Across the Atlantic, the American interpretation of luxury, from brands like Cadillac and Lincoln, was about sheer size and a long list of features. American luxury cars were the first to popularise automatic gearboxes, power steering, and air conditioning. They were vast, floaty land yachts, designed to cruise down wide, straight highways with barely a whisper.
This established world order was shattered in 1989 by the arrival of the Lexus LS400 from Japan. Here was a car that offered a level of hush, sophistication, and build quality that matched or even exceeded the Germans, at a significantly lower price. Most unnervingly for the European establishment, it was utterly, boringly reliable. It proved that luxury did not have to come with a temperamental personality and eye-watering repair bills.
The modern luxury car is now a fusion of all these ideals. At the very top end, the German-owned but British-built Rolls-Royces and Bentleys still offer unparalleled levels of bespoke craftsmanship, now with the benefit of German technological discipline.
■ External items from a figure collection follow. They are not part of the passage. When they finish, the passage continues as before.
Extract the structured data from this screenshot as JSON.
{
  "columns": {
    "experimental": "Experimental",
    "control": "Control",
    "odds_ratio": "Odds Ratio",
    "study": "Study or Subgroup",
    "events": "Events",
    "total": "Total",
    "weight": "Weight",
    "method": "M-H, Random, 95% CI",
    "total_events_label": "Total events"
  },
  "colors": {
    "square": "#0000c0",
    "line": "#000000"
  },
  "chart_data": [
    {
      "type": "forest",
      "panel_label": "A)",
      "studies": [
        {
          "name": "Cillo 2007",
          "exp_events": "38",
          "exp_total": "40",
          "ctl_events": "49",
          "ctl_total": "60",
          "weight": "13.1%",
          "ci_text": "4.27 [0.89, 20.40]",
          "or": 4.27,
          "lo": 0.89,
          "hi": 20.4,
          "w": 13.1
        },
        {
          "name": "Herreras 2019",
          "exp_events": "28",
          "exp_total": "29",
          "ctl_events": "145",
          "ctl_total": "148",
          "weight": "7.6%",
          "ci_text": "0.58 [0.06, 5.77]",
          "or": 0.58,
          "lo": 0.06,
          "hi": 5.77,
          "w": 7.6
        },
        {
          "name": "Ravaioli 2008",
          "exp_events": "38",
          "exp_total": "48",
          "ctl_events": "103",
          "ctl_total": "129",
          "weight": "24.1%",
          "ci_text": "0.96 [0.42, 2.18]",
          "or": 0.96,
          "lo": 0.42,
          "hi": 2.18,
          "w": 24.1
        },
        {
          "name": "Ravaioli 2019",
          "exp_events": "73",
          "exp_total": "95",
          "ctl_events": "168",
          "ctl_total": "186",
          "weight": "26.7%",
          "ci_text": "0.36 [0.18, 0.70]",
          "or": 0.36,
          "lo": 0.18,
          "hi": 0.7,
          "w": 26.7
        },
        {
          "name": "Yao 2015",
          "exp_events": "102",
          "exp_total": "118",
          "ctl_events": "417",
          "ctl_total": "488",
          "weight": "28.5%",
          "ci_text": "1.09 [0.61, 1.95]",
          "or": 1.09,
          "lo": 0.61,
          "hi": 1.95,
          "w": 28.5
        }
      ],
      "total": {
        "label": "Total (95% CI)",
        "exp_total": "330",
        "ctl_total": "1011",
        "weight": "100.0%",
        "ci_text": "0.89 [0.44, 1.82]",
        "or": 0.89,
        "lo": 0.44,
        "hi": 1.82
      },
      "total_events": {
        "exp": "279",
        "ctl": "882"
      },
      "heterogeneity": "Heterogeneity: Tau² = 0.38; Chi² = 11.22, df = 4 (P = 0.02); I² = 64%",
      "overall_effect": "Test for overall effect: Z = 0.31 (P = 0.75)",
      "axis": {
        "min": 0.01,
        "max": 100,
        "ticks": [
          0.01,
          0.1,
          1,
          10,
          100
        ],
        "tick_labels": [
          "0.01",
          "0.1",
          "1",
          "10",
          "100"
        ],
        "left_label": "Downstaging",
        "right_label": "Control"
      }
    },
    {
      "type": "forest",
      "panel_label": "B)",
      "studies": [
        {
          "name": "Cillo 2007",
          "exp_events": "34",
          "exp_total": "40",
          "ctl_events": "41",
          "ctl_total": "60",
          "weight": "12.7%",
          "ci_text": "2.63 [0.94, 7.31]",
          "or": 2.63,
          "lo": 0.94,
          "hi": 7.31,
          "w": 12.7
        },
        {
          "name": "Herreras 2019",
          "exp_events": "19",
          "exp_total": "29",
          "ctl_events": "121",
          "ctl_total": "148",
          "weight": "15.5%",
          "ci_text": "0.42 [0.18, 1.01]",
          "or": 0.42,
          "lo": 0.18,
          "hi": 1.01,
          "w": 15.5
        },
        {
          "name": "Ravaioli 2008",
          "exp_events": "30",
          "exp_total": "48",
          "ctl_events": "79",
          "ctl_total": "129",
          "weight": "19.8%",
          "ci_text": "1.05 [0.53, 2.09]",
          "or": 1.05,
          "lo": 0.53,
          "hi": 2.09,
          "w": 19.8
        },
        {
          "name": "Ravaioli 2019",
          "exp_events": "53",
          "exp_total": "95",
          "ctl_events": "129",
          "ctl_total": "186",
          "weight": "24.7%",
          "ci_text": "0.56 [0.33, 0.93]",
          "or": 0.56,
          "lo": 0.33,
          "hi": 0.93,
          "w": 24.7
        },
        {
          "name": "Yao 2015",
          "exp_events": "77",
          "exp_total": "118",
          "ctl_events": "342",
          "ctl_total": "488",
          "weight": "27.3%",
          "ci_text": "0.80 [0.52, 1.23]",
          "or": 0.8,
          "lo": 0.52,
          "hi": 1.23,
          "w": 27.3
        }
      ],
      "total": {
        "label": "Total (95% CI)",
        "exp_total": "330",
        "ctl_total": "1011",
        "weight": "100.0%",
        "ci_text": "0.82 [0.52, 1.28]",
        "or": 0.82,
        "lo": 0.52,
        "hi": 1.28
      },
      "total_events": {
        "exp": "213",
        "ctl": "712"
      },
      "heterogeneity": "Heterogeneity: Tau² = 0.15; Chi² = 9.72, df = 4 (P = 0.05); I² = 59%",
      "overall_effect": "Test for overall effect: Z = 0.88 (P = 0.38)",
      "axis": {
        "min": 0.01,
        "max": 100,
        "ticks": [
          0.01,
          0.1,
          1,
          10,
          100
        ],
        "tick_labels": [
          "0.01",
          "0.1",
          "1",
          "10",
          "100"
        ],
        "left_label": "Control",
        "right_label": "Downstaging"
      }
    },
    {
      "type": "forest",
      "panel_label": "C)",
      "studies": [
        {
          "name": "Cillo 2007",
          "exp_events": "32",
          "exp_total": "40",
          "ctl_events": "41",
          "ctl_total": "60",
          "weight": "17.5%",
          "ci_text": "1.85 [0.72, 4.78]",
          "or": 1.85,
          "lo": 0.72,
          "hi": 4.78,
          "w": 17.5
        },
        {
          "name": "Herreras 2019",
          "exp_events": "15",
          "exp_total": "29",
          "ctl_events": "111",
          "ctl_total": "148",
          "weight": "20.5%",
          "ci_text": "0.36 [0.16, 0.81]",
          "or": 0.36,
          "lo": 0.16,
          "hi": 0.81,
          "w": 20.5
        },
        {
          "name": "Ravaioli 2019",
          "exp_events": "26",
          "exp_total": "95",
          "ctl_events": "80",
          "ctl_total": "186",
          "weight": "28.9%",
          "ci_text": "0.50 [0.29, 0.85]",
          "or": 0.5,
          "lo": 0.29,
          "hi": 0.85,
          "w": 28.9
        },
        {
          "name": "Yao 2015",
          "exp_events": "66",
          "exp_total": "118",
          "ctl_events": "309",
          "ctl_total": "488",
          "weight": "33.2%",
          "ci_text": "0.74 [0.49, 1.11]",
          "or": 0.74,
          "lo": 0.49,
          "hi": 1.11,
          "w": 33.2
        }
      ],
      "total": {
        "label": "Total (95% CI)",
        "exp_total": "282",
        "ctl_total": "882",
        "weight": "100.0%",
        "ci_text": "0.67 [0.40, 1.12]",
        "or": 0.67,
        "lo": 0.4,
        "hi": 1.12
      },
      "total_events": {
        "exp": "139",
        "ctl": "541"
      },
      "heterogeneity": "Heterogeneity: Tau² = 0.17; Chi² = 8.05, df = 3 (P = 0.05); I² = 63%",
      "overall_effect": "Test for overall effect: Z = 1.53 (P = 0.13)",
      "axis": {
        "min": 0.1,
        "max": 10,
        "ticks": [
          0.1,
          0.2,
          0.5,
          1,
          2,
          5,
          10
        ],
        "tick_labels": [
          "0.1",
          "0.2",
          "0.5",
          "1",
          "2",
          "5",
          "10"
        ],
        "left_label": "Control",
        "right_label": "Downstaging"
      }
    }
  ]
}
They are a magnificent, rolling paradox: a handcrafted anachronism stuffed with more computing power than the lunar module.
For The Record
What is "waftability"?
It's a piece of motoring jargon, most often associated with Rolls-Royce, used to describe the effortless, serene way a large luxury car proceeds. It implies muted performance and a suspension that glides over bumps, detaching the occupants from the road surface.
Is a Bentley a luxury car or a grand tourer?
It depends on the model. A Bentley Flying Spur or Mulsanne is a pure luxury limousine, designed to be driven in. A Bentley Continental GT is a grand tourer, designed to be driven by its owner across a continent at high speed. The brand straddles both categories.
What's the difference between a luxury car and a premium car?
It's a blurry line, but a premium car, like a BMW 5-Series or an Audi A6, is a high-quality, well-equipped vehicle for the mass market. A true luxury car, like a Rolls-Royce Phantom or Mercedes S-Class, is in a different league of price, materials, quality, and bespoke craftsmanship.
Why don't luxury cars handle like sports cars?
Because their priorities are the opposite. The soft, long-travel suspension that is perfect for absorbing bumps and providing a smooth ride is the enemy of sharp, responsive handling. The heavy soundproofing and luxury features also add a great deal of weight, which blunts agility.
Is the "Spirit of Ecstasy" a standard feature?
The famous flying lady mascot on a Rolls-Royce is indeed a standard feature. Since 2004, it has been fitted with a mechanism that allows it to retract swiftly into the grille to deter thieves and for pedestrian safety in the event of an impact.